Wohnhaus im Studentendorf Schlachtensee (Foto: Detlef Bluhm)

Stimmungsvoll porträtiert Lena Müller das Leben Claras in einer Wohngemeinschaft im Studentendorf Schlachtensee, einem modernen Bauensemble, geprägt vom Aufbruchsgeist der Nachkriegszeit (und heute ein Bau- und Gartendenkmal der Stadt Berlin). Eine besonders enge Freundschaft entsteht zwischen Clara und ihrem Mitbewohner Pablo, den sie schließlich spontan nach Spanien begleitet.

In Dokumenten und Erinnerungen lassen Dieter, Mili und Sando die Geschichte von Claras Selbstfindung Revue passieren. Man erkennt Parallelen zum Verhältnis von Sando und dem Fuchs, der sich auch nicht in die romantische Vorstellung der Paarbeziehung zwängen lässt. Schließlich kommt es zu einem Wiedersehen in Schlachtensee: Einer spontanen Eingebung folgend, fährt Sando nach Berlin und trifft dort tatsächlich seine Mutter wieder, die sich auch auf einer Reise in ihre Vergangenheit begeben hat. Sie erinnert sich:

Die Möglichkeit zu gehen ist immer enthalten.“ Die Mutter denkt nach, dann: „Weil wir nicht nur die sind, die sich die anderen wünschen. Damals, im Studium, hatte ich ein Gefühl von Aufbruch. Ein großer, alle Lebensbereiche umfassender Aufbruch, meine ersten, feministischen Jahre. Damals wusste ich: Bewegung ist dort, wo Frauen sind. Ich war mir sicher, die Veränderung wird von den Frauen kommen, die Männer verharren, stecken tief drin im Sumpf der Vergangenheit, halten sich fest am Alten und haben keine Ideen mehr. Da fand ich, dass die Frauen, aber auch alle, auch die Männer, die ganze Gesellschaft, sehr viel zu gewinnen hatten.“

Auf bemerkenswerte Weise gelingt es Lena Müller in diesem Roman, auf nur wenigen Seiten ein authentisches Porträt von zwei Generationen zu zeichnen. Auch wenn sie viel unterscheidet – die Frage nach dem richtigen Platz in der Gesellschaft muss sich jede aufs Neue stellen.

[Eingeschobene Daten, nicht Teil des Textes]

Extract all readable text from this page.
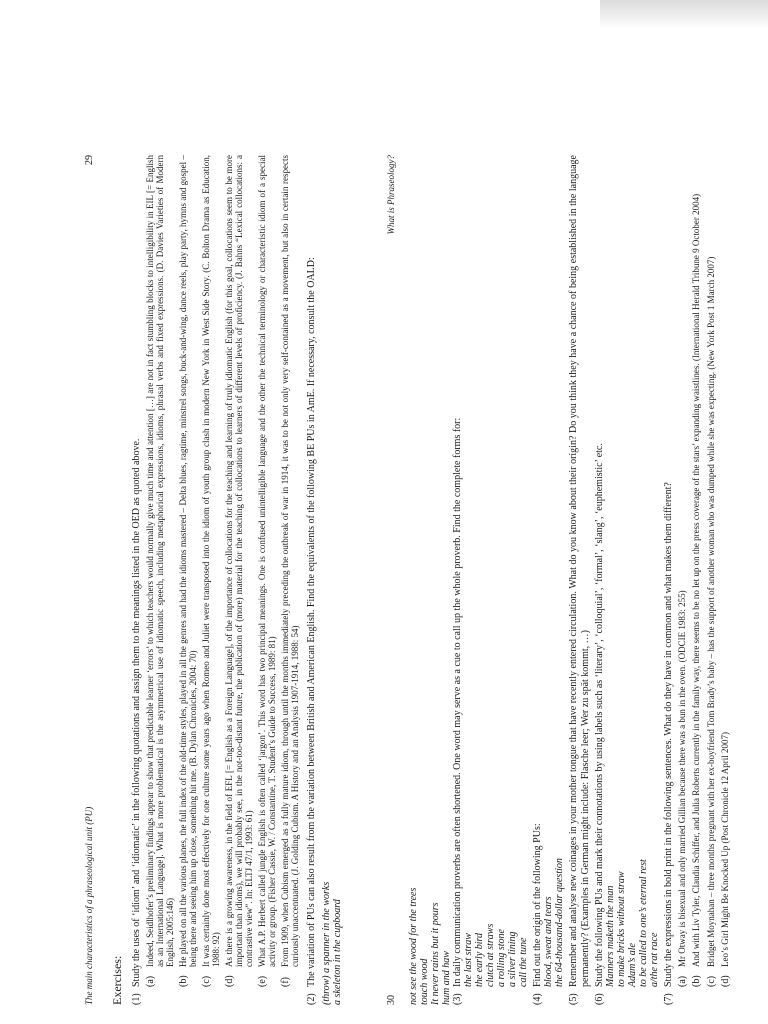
The main characteristics of a phraseological unit (PU)
29
Exercises: (1)
Study the uses of ‘idiom’ and ‘idiomatic’ in the following quotations and assign them to the meanings listed in the OED as quoted above. (a)
Indeed, Seidlhofer’s preliminary findings appear to show that predictable learner ‘errors’ to which teachers would normally give much time and attention […] are not in fact stumbling blocks to intelligibility in EIL [= English as an International Language]. What is more problematical is the asymmetrical use of idiomatic speech, including metaphorical expressions, idioms, phrasal verbs and fixed expressions. (D. Davies Varieties of Modern English, 2005:146)
(b)
He played on all the various planes, the full index of the old-time styles, played in all the genres and had the idioms mastered – Delta blues, ragtime, minstrel songs, buck-and-wing, dance reels, play party, hymns and gospel – being there and seeing him up close, something hit me. (B. Dylan Chronicles, 2004: 70)
(c)
It was certainly done most effectively for one culture some years ago when Romeo and Juliet were transposed into the idiom of youth group clash in modern New York in West Side Story. (C. Bolton Drama as Education, 1988: 92)
(d)
As there is a growing awareness, in the field of EFL [= English as a Foreign Language], of the importance of collocations for the teaching and learning of truly idiomatic English (for this goal, collocations seem to be more important than idioms), we will probably see, in the not-too-distant future, the publication of (more) material for the teaching of collocations to learners of different levels of proficiency. (J. Bahns “Lexical collocations: a contrastive view”. In: ELTJ 47/1, 1993: 61)
(e)
What A.P. Herbert called jungle English is often called ‘jargon’. This word has two principal meanings. One is confused unintelligible language and the other the technical terminology or characteristic idiom of a special activity or group. (Fisher Cassie, W. / Constantine, T. Student’s Guide to Success, 1989: 81)
(f)
From 1909, when Cubism emerged as a fully mature idiom, through until the months immediately preceding the outbreak of war in 1914, it was to be not only very self-contained as a movement, but also in certain respects curiously unaccentuated. (J. Golding Cubism. A History and an Analysis 1907-1914, 1988: 54)
(2)
The variation of PUs can also result from the variation between British and American English. Find the equivalents of the following BE PUs in AmE. If necessary, consult the OALD: (throw) a spanner in the works a skeleton in the cupboard	30
What is Phraseology?
not see the wood for the trees touch wood It never rains but it pours hum and haw (3)
In daily communication proverbs are often shortened. One word may serve as a cue to call up the whole proverb. Find the complete forms for: the last straw the early bird clutch at straws a rolling stone a silver lining call the tune
(4)
Find out the origin of the following PUs: blood, sweat and tears the 64-thousand-dollar question
(5)
Remember and analyse new coinages in your mother tongue that have recently entered circulation. What do you know about their origin? Do you think they have a chance of being established in the language permanently? (Examples in German might include: Flasche leer; Wer zu spät kommt, …)
(6)
Study the following PUs and mark their connotations by using labels such as ‘literary’, ‘colloquial’, ‘formal’, ‘slang’, ‘euphemistic’ etc. Manners maketh the man to make bricks without straw Adam’s ale to be called to one’s eternal rest a/the rat race
(7)
Study the expressions in bold print in the following sentences. What do they have in common and what makes them different? (a)
Mr Otway is bisexual and only married Gillian because there was a bun in the oven. (ODCIE 1983: 255)
(b)
And with Liv Tyler, Claudia Schiffer, and Julia Roberts currently in the family way, there seems to be no let up on the press coverage of the stars’ expanding waistlines. (International Herald Tribune 9 October 2004)
(c)
Bridget Moynahan – three months pregnant with her ex-boyfriend Tom Brady’s baby – has the support of another woman who was dumped while she was expecting. (New York Post 1 March 2007)
(d)
Leo’s Girl Might Be Knocked Up (Post Chronicle 12 April 2007)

Lena Müller: Restlöcher. Edition Nautilus, 128 Seiten, 18 €

Marx, aber als Zombie gedacht

In den USA hat die Zeitschrift Jacobin dem guten alten Klassenkampf ein modernes Image verliehen. Jetzt kann man ausgewählte Texte auch auf Deutsch lesen – in einer Anthologie und einem neuen Online-Magazin.

Jacobin war im Gründungsjahr 2010, wie Loren Balhorn, einer der aktuellen Redakteure, es beschreibt, „ein zu jener Zeit bescheidener Versuch, sozialistische politische Vorhaben so darzustellen, dass sie für Millionen Amerikaner, die unter wirtschaftlicher Stagnation, einer erdrückenden Schuldenlast und einem allgemeinen Gefühl des politischen Unbehagens litten, verständlich und relevant sein würden.“ Damit war die Zeitschrift zur richtigen Zeit am richtigen Ort: Gerade formierte sich die Occupy-Bewegung, eine von Barack Obamas Sozialpolitik enttäuschte Linke spürte neuen Auftrieb.

Eine erste Bilanz von fast zehn Jahren Jacobin zieht die nun erschienene, gleichnamige Anthologie, die als schöner Sonderdruck in der edition suhrkamp vorliegt. Sie lädt zum Vertiefen ein in Themen wie Identitätspolitik, Marx, aber als Zombie gedacht, Donald Trumps Weg zur Macht und Bernie Sanders‘ Sicht auf den demokratischen Sozialismus.

Im selben Atemzug gibt es nun aber auch die Möglichkeit, aktuelle Beiträge aus Jacobin im neu gegründeten, deutschsprachigen Online-Magazin Ada zu verfolgen, das die mitunter sehr auf die USA fokussierten Inhalte wiederum um Originalbeiträge erweitert, die auch für einen deutschsprachigen Leserkreis interessant sind – eine Kooperation, die für spannenden Einblicke sorgen könnte.

Loren Balhorn, Bhaskar Sunkara (Hrsg.): Jacobin. Die Anthologie. Edition Suhrkamp Sonderdruck, 311 Seiten, 18 €

Das Ada Magazin, herausgegeben von Antje Dieterich & Ole Rauch, ist online zu finden unter www.adamag.de

Berlin-Tipp: Die Release-Veranstaltung zur Jacobin-Anthologie findet am Freitag, den 14. September um 20 Uhr im aquarium am Südblock in der Skalitzer Straße 6 statt.